Anomalies, U(1)' and the MSSM

TL;DR

This thesis explores an extension of the MSSM with an anomalous U(1)' gauge symmetry, analyzing its phenomenology, decay processes, and dark matter implications, especially focusing on the anomalous Z' boson and axino as dark matter.

Contribution

It introduces a novel MSSM extension with an anomalous U(1)' and Green-Schwarz anomaly cancellation, allowing arbitrary quantum numbers and analyzing its phenomenological consequences.

Findings

Decay rates of Z' to Z0 gamma and Z0 Z0 are around 10^{-4} GeV.

Expected LHC events for these decays are approximately 10 per year.

The model's relic density predictions align with experimental data, featuring axino as dark matter.

Abstract

This Thesis reviews an extension of the MSSM by the addition of an anomalous abelian vector multiplet and contains some original results concerning the phenomenology of an anomalous $Z'$. The review part covers an introduction of the MSSM focusing on its main features, a discussion on the chiral anomalies and how to cancel them in the Standard Model and by the Green-Schwarz mechanism.
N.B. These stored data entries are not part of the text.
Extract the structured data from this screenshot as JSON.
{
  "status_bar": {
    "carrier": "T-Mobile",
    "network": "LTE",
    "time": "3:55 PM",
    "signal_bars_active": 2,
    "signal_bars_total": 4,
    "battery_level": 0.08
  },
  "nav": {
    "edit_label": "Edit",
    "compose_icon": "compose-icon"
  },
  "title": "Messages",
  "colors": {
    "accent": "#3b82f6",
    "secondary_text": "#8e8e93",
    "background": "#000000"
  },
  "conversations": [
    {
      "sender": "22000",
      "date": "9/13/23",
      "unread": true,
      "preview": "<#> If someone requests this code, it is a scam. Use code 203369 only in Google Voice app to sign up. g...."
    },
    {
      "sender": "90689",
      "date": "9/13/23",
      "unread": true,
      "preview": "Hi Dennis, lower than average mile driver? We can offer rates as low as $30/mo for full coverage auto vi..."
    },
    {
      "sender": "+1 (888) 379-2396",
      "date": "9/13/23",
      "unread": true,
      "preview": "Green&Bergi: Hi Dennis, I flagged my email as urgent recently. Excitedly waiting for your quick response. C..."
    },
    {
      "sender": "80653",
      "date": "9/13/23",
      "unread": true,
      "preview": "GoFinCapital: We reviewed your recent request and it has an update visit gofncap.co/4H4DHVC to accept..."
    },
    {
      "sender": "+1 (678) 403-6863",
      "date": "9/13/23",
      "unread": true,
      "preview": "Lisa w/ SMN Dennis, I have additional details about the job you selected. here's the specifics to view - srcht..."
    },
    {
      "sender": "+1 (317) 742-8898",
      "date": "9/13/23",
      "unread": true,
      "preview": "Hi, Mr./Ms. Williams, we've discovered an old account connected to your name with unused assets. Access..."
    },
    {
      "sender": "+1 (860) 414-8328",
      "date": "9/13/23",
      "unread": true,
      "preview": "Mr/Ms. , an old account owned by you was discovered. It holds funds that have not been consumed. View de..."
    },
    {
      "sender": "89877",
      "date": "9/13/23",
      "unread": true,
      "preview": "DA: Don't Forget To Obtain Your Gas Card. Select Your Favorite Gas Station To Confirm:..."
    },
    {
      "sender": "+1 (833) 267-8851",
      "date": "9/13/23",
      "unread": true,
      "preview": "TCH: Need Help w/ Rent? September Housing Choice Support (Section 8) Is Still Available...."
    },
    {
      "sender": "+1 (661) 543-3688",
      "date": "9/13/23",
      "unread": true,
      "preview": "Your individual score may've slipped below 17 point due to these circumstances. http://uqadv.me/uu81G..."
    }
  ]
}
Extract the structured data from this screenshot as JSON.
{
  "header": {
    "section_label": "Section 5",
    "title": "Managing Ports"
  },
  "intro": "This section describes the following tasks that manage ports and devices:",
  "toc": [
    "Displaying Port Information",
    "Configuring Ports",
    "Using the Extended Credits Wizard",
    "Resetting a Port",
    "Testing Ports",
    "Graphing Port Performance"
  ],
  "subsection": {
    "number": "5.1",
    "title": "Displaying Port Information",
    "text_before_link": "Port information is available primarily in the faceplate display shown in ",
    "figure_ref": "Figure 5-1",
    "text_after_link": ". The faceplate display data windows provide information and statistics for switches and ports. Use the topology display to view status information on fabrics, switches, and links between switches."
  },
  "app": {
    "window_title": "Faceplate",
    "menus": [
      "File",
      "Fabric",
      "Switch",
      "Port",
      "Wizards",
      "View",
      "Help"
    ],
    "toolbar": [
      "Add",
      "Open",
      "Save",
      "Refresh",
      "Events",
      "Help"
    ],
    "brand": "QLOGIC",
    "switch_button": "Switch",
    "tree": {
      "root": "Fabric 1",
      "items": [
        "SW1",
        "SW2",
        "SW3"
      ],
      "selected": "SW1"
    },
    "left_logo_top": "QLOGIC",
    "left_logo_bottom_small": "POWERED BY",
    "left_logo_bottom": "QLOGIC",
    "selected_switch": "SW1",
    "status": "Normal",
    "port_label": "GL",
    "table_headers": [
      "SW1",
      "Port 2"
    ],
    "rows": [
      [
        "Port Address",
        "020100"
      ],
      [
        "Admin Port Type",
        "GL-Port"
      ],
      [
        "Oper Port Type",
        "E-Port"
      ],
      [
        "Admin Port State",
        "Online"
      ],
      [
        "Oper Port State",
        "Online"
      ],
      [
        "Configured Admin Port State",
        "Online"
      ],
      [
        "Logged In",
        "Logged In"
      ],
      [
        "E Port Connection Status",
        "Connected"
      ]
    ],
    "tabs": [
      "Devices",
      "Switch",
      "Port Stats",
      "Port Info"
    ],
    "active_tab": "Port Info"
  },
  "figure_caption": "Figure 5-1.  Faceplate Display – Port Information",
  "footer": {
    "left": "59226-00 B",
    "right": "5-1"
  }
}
Then, the original results are presented. We build the Lagrangian for the Minimal Anomalous $U(1)'$ Extension of the MSSM where the anomalies are cancelled by the Green-Schwarz mechanism and the addition of Chern-Simons terms, stressing the main differences between our model and the MSSM. The advantage of this choice over the standard one is that it allows for arbitrary values of the quantum numbers of the extra U(1). As a first step towards the study of hadron annihilations producing four leptons in the final state (a clean signal which might be studied at LHC) we then compute the decays $Z'\to Z_0 \g$ and $Z'\to Z_0 Z_0$. We find that the largest values of the decay rate are $\sim 10^{-4}$ GeV, while the expected number of events per year at LHC is at most of the order of 10. Then we compute the relic density predicted by our model with a new dark matter candidate, the axino, which is the LSP of the theory. We find agreement with experimental data admitting a bino-higgsino NLSP or a wino-like NLSP, almost degenerate in mass to the axino.